Lane closures on Kamehameha Avenue in Hilo are expected to last through the summer, as the lengthy construction project to reconstruct and upgrade the road has fallen off schedule due to a wet spring. ADVERTISING Lane closures on Kamehameha Avenue
Lane closures on Kamehameha Avenue in Hilo are expected to last through the summer, as the lengthy construction project to reconstruct and upgrade the road has fallen off schedule due to a wet spring.
“(We’re) slightly behind because of all the rain,” Hawaii County Department of Public Works director Warren Lee said Thursday. “We’re probably looking at late August or maybe even early September.”
Work is concentrated at the intersection of Kamehameha and Pauahi Street. The area from Bayfront to the intersection also will be reworked in the coming months, Lee said, as will the traffic signal.
“The signals right now are temporary signals,” he said.
Kamehameha’s closures began in March 2014. The four-lane road currently drops to two lanes at its Ponahawai Street intersection.

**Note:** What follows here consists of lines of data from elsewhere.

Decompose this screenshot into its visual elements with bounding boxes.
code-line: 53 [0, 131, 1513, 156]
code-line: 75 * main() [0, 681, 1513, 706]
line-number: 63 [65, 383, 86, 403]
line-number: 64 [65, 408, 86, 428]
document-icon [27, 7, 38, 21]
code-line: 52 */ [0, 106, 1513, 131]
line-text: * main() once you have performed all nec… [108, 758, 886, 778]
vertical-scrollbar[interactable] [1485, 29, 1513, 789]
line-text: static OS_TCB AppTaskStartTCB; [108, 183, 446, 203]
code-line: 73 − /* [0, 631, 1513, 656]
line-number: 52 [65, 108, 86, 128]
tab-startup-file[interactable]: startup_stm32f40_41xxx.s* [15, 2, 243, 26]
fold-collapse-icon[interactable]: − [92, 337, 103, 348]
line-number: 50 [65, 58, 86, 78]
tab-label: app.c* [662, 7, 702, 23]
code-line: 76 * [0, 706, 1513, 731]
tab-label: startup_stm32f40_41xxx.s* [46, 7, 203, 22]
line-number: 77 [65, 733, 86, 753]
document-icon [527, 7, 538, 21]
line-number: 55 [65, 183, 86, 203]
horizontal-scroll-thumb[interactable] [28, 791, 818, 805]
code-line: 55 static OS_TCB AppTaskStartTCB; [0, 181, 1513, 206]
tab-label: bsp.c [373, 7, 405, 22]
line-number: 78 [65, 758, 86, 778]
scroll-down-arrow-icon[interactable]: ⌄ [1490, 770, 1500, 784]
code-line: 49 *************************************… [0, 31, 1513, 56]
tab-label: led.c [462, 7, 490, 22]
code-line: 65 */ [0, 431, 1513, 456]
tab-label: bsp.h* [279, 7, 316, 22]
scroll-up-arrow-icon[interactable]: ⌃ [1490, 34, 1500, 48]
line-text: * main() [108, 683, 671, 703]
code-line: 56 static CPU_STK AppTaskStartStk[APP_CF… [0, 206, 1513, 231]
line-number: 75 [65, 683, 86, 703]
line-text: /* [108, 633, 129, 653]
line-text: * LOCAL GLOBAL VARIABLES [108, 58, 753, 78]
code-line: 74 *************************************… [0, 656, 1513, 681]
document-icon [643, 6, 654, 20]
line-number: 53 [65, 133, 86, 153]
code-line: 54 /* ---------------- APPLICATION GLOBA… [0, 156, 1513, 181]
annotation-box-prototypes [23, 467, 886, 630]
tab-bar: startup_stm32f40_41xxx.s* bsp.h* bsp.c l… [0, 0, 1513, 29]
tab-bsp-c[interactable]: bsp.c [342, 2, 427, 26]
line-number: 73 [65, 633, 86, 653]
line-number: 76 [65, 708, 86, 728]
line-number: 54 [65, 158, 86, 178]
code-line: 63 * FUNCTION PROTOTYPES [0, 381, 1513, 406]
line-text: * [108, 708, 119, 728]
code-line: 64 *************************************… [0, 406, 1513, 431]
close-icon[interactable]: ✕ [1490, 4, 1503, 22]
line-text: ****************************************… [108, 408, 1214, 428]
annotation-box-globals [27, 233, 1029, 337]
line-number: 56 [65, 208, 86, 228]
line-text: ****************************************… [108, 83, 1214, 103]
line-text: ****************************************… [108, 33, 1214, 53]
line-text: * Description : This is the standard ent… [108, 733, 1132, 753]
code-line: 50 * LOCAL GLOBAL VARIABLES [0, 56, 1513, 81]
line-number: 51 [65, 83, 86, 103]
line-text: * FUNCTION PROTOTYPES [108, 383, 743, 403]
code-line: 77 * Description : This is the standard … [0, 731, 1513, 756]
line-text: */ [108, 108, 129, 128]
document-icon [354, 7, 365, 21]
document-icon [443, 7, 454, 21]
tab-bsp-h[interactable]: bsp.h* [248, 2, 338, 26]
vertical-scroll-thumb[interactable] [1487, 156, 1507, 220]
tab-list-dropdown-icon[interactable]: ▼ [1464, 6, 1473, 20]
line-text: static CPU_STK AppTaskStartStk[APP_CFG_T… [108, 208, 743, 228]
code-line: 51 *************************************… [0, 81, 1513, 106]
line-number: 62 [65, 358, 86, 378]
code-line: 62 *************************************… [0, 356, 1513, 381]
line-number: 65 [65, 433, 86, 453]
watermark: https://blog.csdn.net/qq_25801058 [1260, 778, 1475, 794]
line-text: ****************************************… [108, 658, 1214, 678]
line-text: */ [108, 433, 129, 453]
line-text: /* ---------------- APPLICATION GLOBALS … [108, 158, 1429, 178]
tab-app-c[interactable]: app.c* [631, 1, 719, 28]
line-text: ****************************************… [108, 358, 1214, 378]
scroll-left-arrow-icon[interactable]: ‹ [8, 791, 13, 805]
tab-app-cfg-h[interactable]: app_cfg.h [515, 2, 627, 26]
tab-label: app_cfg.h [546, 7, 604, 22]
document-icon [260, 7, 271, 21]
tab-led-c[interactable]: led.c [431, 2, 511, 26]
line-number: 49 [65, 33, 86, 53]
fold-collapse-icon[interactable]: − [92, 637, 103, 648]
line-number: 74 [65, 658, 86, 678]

A construction completion date was initially pegged around midsummer 2015. The Isemoto Contracting Co. was awarded the $13 million project, which Lee said remains on budget. Eighty percent of the cost is funded by the Federal Highway Administration, with the remaining amount coming from county capital improvement funds.
Lee said he hadn’t received any recent complaints about the construction.
“Everybody got used to the traffic pattern,” he said, adding that people began using alternate routes, like Kilauea Avenue, early on. “That was really good.”
Even Pat Ehrenlechner, manager of Bayfront Motors, takes a different route to work. Bayfront Motors sits at the Pauahi intersection. A chainlink fence separates the business from the construction project, but not from the noise of rumbling, beeping excavators.
Ehrenlechner said the general consensus along the construction route — in addition to the dealership, there are three gas stations — was that the project slowed business. Customers still came in every day, he said, just not as many as before.
“People just avoid this area; they don’t want to come down,” he said. “I’d avoid it too, except I work here.”
The closures have affected annual events as well. The Merrie Monarch parade had a shorter route this year.
“The parade groups have been very understanding,” Lee said. “This is something we talked about with them before the actual work started.”
When completed, Kamehameha will have new sidewalks, turn lanes and bike lanes. LED streetlights are being installed, and curb-cuts added. Crews are fixing gutters to improve drainage on the road.
The county has two other longterm roadwork projects in progress: improvements to Manono Street, which like Kamehameha includes new sidewalks and better drainage, and the Kapiolani Street extension.
Manono is funded with a mix of county and federal funds. The Kapiolani project broke ground in March and will link Lanikaula and Mohouli streets. It is funded entirely by the county.
“Kapiolani is going to be another year,” Lee said. “They’re far out there.”